Responding to the e-commerce wake-up call

David Orgel
Principal, David Orgel Consulting

Sometimes it takes a crisis to realize you made smart investments ahead of time. 

The recent saga of Kroger is instructive for all food and drug retailers. The retail giant’s top executive recently reflected on how the company’s pre-pandemic investments in online shopping and related digital initiatives paid off during the COVID-19 crisis. Kroger’s digital sales almost doubled in its first quarter.

“We are more convinced than ever that we made the right decision to transform our business model when we did,” said Rodney McMullen, Kroger’s CEO, during the company’s recent annual meeting. 

He was referring to years of investments in e-commerce operations, including thousands of pickup and delivery locations. Moreover, the giant retailer is moving ahead with the building of automated customer fulfillment centers for e-commerce with its partner, U.K.-based Ocado.

“We continue to invest in and constantly improve our e-commerce capabilities,” he said.

Kroger’s experience underscores that building e-commerce capabilities is a long-term journey. It doesn’t work as well if you try to do the heavy lifting in the midst of a crisis. 

The latest data indicates shoppers are sticking with this mode of buying and relying on it even more. Online grocery sales, for example, reached $7.2 billion in June, a 9% increase from May, according to a Brick Meets Click/Mercatus Grocery Survey from late June. 

It’s time for retailers across food and drug to accelerate their e-commerce capabilities with new investments and initiatives. In fact, by increasing capacity, retailers are driving even more consumer usage, according to David Bishop, partner and research lead at Brick Meets Click.

How should retailers move forward with investments? Here are a few noteworthy examples of recent retail strategies:

  • Walgreens has added digital order-ahead drive-thru pickup, while offering new delivery options. It also has made investments in micro fulfillment centers and hybrid stores for its operation;
  • Stop & Shop said it would be adding new warerooms and pickup locations, and expanding its relationship with Instacart, in an effort to grow its e-commerce operations;
  • Albertsons, in a partnership with Takeoff Technologies, is opening micro-fulfillment centers that advance capabilities for click-and-collect and delivery services; and 
  • C&S Wholesale Grocers, the nation’s largest wholesale grocery supply company, is partnering with Instacart to enable e-commerce and same-day delivery for some 3,000 independent grocers.

The surge in e-commerce activity has led to bold statements about the future of online shopping. “The world as we know it has changed,” said Tim Steiner, CEO and founder of Ocado, in The Daily Mail Online on July 14. “We are confident that accelerated growth in the online channel will continue.”

Steiner may be right, but nothing is certain until it happens. There are some caveats for retailers. These include the need for realistic expectations about how quickly their initiatives will be truly profitable, and the importance of extensive testing to make sure systems work as they should. 
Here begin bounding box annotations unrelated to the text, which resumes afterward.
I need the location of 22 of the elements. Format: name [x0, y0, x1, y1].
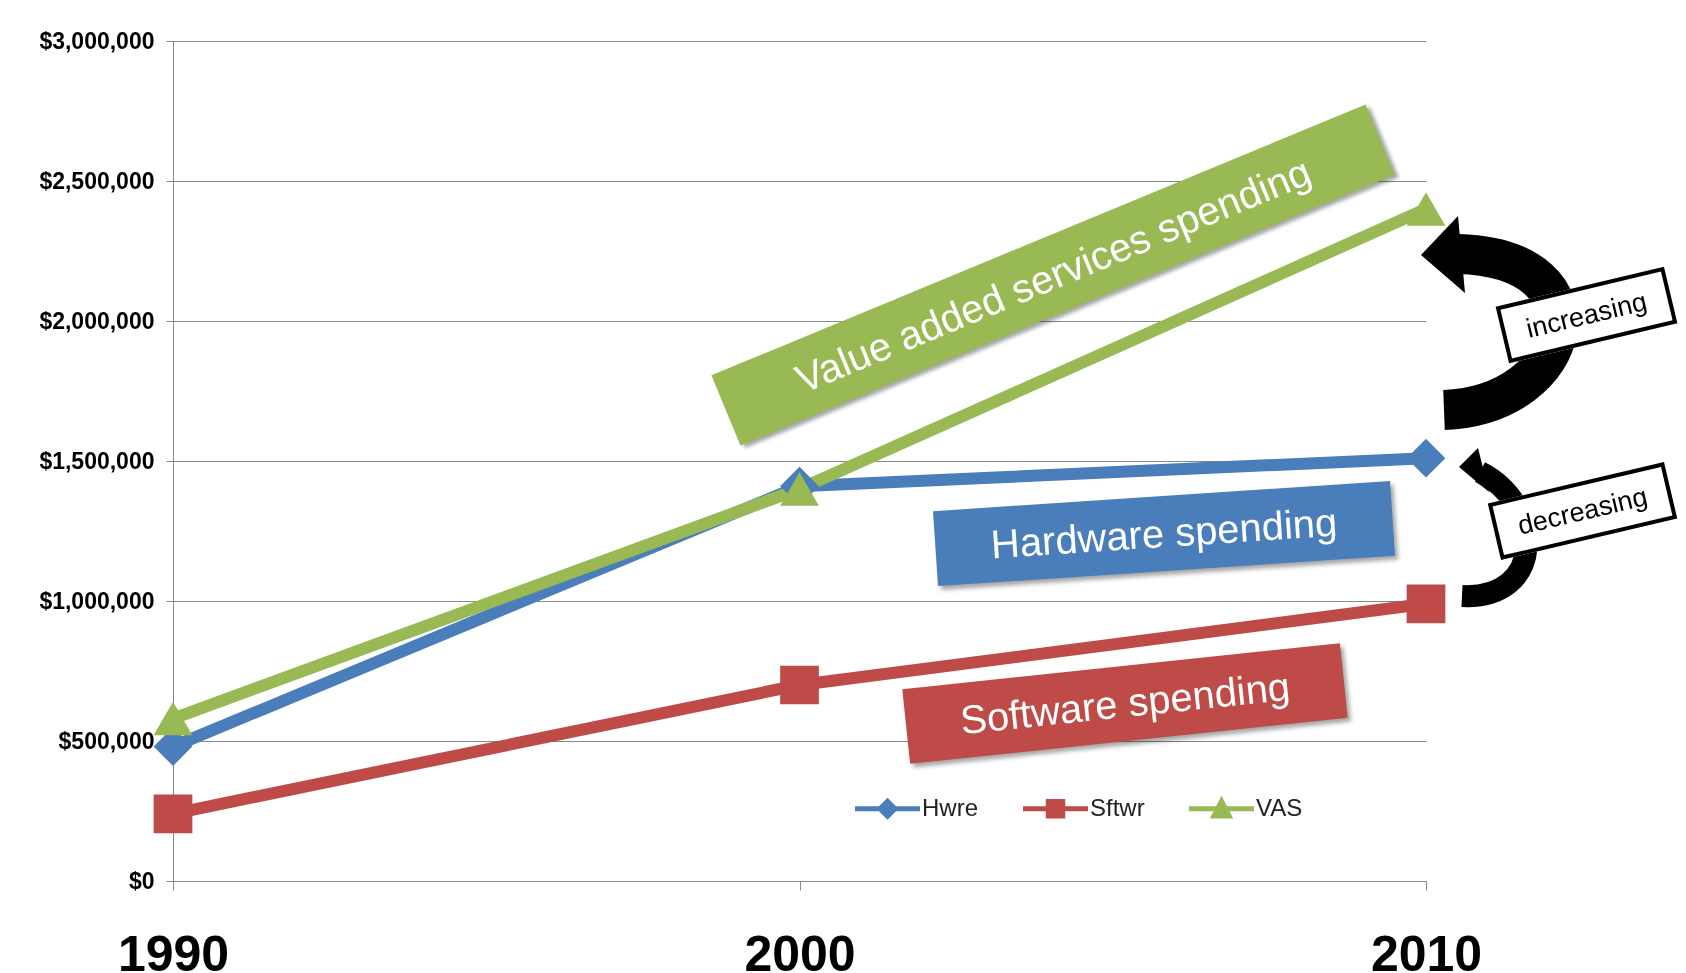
legend-label: VAS: [1256, 793, 1303, 821]
y-tick-label: $1,500,000: [39, 447, 155, 474]
point: [1406, 192, 1446, 226]
legend-label: Sftwr: [1090, 793, 1145, 821]
point: [1406, 584, 1446, 624]
x-tick-label: 2010: [1370, 925, 1483, 973]
text: increasing: [1522, 285, 1650, 345]
x-tick-label: 1990: [117, 925, 230, 973]
y-tick-label: $500,000: [58, 727, 155, 754]
y-tick-label: $0: [128, 867, 155, 894]
y-tick-label: $3,000,000: [39, 27, 155, 54]
y-tick-label: $2,000,000: [39, 307, 155, 334]
annotation: Software spending: [957, 663, 1293, 743]
legend-label: Hwre: [922, 793, 979, 821]
point: [153, 701, 193, 736]
point: [780, 665, 819, 705]
text: decreasing: [1514, 480, 1650, 542]
x-tick-label: 2000: [744, 925, 856, 973]
y-tick-label: $2,500,000: [39, 167, 155, 194]
annotation: Hardware spending: [989, 499, 1339, 567]
y-tick-label: $1,000,000: [39, 587, 155, 614]
point: [153, 794, 193, 834]
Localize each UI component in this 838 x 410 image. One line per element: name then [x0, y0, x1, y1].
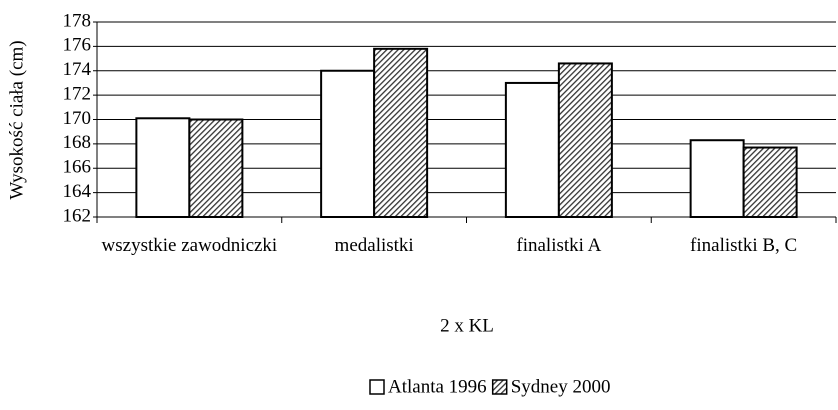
x-tick-label: medalistki: [334, 235, 414, 256]
y-tick-label: 178: [63, 10, 92, 31]
bar: [504, 81, 560, 218]
y-tick-label: 168: [63, 132, 92, 153]
y-tick-label: 162: [63, 205, 92, 226]
legend-swatch: [491, 379, 508, 395]
bar: [135, 117, 191, 218]
bar: [742, 146, 798, 218]
y-tick-label: 170: [63, 108, 92, 129]
bar: [557, 62, 613, 218]
legend-label: Sydney 2000: [511, 376, 611, 397]
x-tick-label: wszystkie zawodniczki: [101, 235, 278, 256]
y-tick-label: 164: [63, 181, 92, 202]
x-tick-label: finalistki A: [516, 235, 602, 256]
bar: [320, 69, 376, 218]
bar: [689, 139, 745, 218]
bar: [188, 118, 244, 218]
x-tick-label-box: finalistki B, C: [690, 235, 798, 256]
y-tick-label: 174: [63, 59, 92, 80]
x-tick-label-box: finalistki A: [516, 235, 602, 256]
x-tick-label-box: medalistki: [334, 235, 414, 256]
x-tick-label: finalistki B, C: [690, 235, 798, 256]
bar: [373, 47, 429, 218]
x-axis-label: 2 x KL: [440, 315, 494, 336]
x-tick-label-box: wszystkie zawodniczki: [101, 235, 278, 256]
legend-swatch: [369, 379, 385, 395]
y-axis-label: Wysokość ciała (cm): [6, 40, 27, 199]
y-tick-label: 176: [63, 35, 92, 56]
y-tick-label: 172: [63, 83, 92, 104]
y-tick-label: 166: [63, 157, 92, 178]
legend-label: Atlanta 1996: [388, 376, 487, 397]
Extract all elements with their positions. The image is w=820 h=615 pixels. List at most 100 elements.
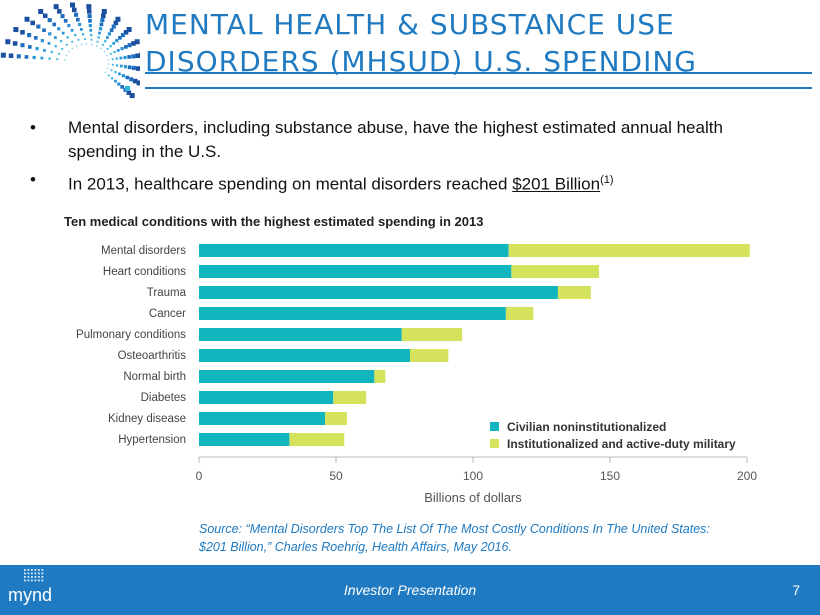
- logo-dot: [88, 23, 92, 28]
- category-label: Osteoarthritis: [118, 350, 187, 362]
- logo-dot: [31, 579, 33, 582]
- logo-dot: [121, 74, 125, 78]
- logo-dot: [36, 24, 41, 29]
- logo-dot: [120, 85, 124, 89]
- logo-dot: [100, 18, 105, 23]
- logo-dot: [27, 33, 32, 38]
- logo-dot: [47, 42, 51, 45]
- logo-dot: [120, 33, 126, 38]
- logo-dot: [24, 579, 26, 582]
- logo-dot: [126, 90, 132, 95]
- logo-dot: [35, 47, 39, 51]
- bar-civilian: [199, 433, 290, 446]
- source-line-1: Source: “Mental Disorders Top The List O…: [199, 522, 710, 536]
- logo-dot: [105, 36, 109, 39]
- logo-dot: [41, 569, 44, 571]
- logo-dot: [126, 27, 132, 33]
- category-label: Trauma: [147, 287, 187, 299]
- logo-dot: [114, 79, 117, 83]
- logo-dot: [74, 12, 79, 17]
- title-divider: [145, 87, 812, 89]
- logo-dot: [132, 78, 138, 84]
- logo-dot: [112, 42, 116, 45]
- logo-dot: [113, 50, 116, 54]
- category-label: Diabetes: [141, 392, 187, 404]
- logo-dot: [95, 45, 98, 47]
- logo-dot: [113, 20, 119, 26]
- legend-swatch: [490, 422, 499, 431]
- logo-dot: [5, 39, 11, 45]
- logo-dot: [31, 569, 33, 571]
- logo-dot: [20, 30, 25, 35]
- logo-dot: [102, 43, 105, 46]
- logo-dot: [136, 80, 140, 86]
- logo-dot: [89, 28, 93, 32]
- logo-dot: [74, 33, 77, 37]
- logo-dot: [24, 569, 26, 571]
- logo-dot: [59, 40, 63, 43]
- logo-dot: [115, 39, 119, 43]
- logo-dot: [110, 69, 113, 72]
- logo-dot: [80, 28, 83, 31]
- source-line-2: $201 Billion,” Charles Roehrig, Health A…: [199, 540, 512, 554]
- x-axis-label: Billions of dollars: [424, 490, 522, 505]
- logo-dot: [84, 38, 86, 41]
- logo-dot: [61, 48, 64, 50]
- logo-dot: [58, 52, 60, 55]
- logo-dot: [124, 45, 128, 49]
- bar-institutionalized: [508, 244, 750, 257]
- logo-dot: [72, 7, 77, 13]
- logo-dot: [127, 43, 132, 48]
- bullet-text: In 2013, healthcare spending on mental d…: [68, 168, 614, 197]
- logo-dot: [118, 72, 121, 76]
- title-line-2: DISORDERS (MHSUD) U.S. SPENDING: [145, 45, 697, 78]
- bullet-list: • Mental disorders, including substance …: [30, 116, 790, 201]
- category-label: Heart conditions: [103, 266, 186, 278]
- logo-dot: [115, 57, 118, 60]
- logo-dot: [127, 65, 132, 70]
- logo-dot: [86, 43, 88, 45]
- logo-dot: [100, 47, 102, 50]
- logo-dot: [42, 13, 48, 19]
- logo-dot: [107, 32, 112, 36]
- logo-dot: [131, 65, 136, 70]
- x-tick-label: 200: [737, 469, 757, 483]
- bullet-item: • In 2013, healthcare spending on mental…: [30, 168, 790, 197]
- logo-dot: [76, 17, 80, 22]
- bar-institutionalized: [409, 349, 449, 362]
- footer-logo-icon: [24, 569, 44, 582]
- bar-institutionalized: [374, 370, 386, 383]
- x-tick-label: 150: [600, 469, 620, 483]
- logo-dot: [78, 22, 82, 27]
- logo-dot: [24, 572, 26, 575]
- logo-dot: [89, 33, 93, 37]
- logo-dot: [38, 569, 40, 571]
- logo-dot: [129, 77, 134, 82]
- logo-dot: [27, 576, 30, 578]
- logo-dot: [115, 64, 119, 67]
- logo-dot: [47, 18, 52, 23]
- logo-dot: [129, 93, 135, 99]
- logo-dot: [97, 36, 100, 39]
- logo-dot: [98, 27, 103, 31]
- logo-dot: [107, 63, 110, 65]
- bar-institutionalized: [557, 286, 591, 299]
- spending-highlight: $201 Billion: [512, 174, 601, 194]
- logo-dot: [115, 16, 121, 22]
- logo-dot: [38, 572, 40, 575]
- category-label: Pulmonary conditions: [76, 329, 186, 341]
- logo-dot: [101, 13, 106, 19]
- logo-dot: [109, 45, 112, 48]
- title-underline: [145, 72, 812, 74]
- logo-dot: [52, 22, 57, 27]
- logo-dot: [57, 27, 61, 31]
- bar-institutionalized: [333, 391, 367, 404]
- logo-dot: [106, 54, 108, 57]
- logo-dot: [110, 77, 114, 80]
- logo-dot: [34, 579, 37, 582]
- bullet-text: Mental disorders, including substance ab…: [68, 118, 723, 161]
- logo-dot: [67, 23, 71, 28]
- logo-dot: [43, 48, 46, 52]
- spending-bar-chart: Ten medical conditions with the highest …: [64, 214, 757, 505]
- category-label: Cancer: [149, 308, 186, 320]
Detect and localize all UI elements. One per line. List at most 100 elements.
Another imperative is to evaluate and improve e-commerce customer experience because it hasn’t necessarily been that good during the crisis period. The Brick Meets Click/Mercatus research found the likelihood for a shopper to use a specific online grocery service again within the next 30 days is 57%, considerably below pre-pandemic levels.

“As grocers adopt or adapt e-commerce offerings to meet shopper demand, it’s imperative that they consider the entire customer journey in order to capture repeat shoppers,” said Sylvain Perrier, president and CEO of Mercatus.

Retailers have little choice but to grow online shopping capabilities. They need to react to increased customer demand. And even better than reacting will be to get ahead of future buying behaviors.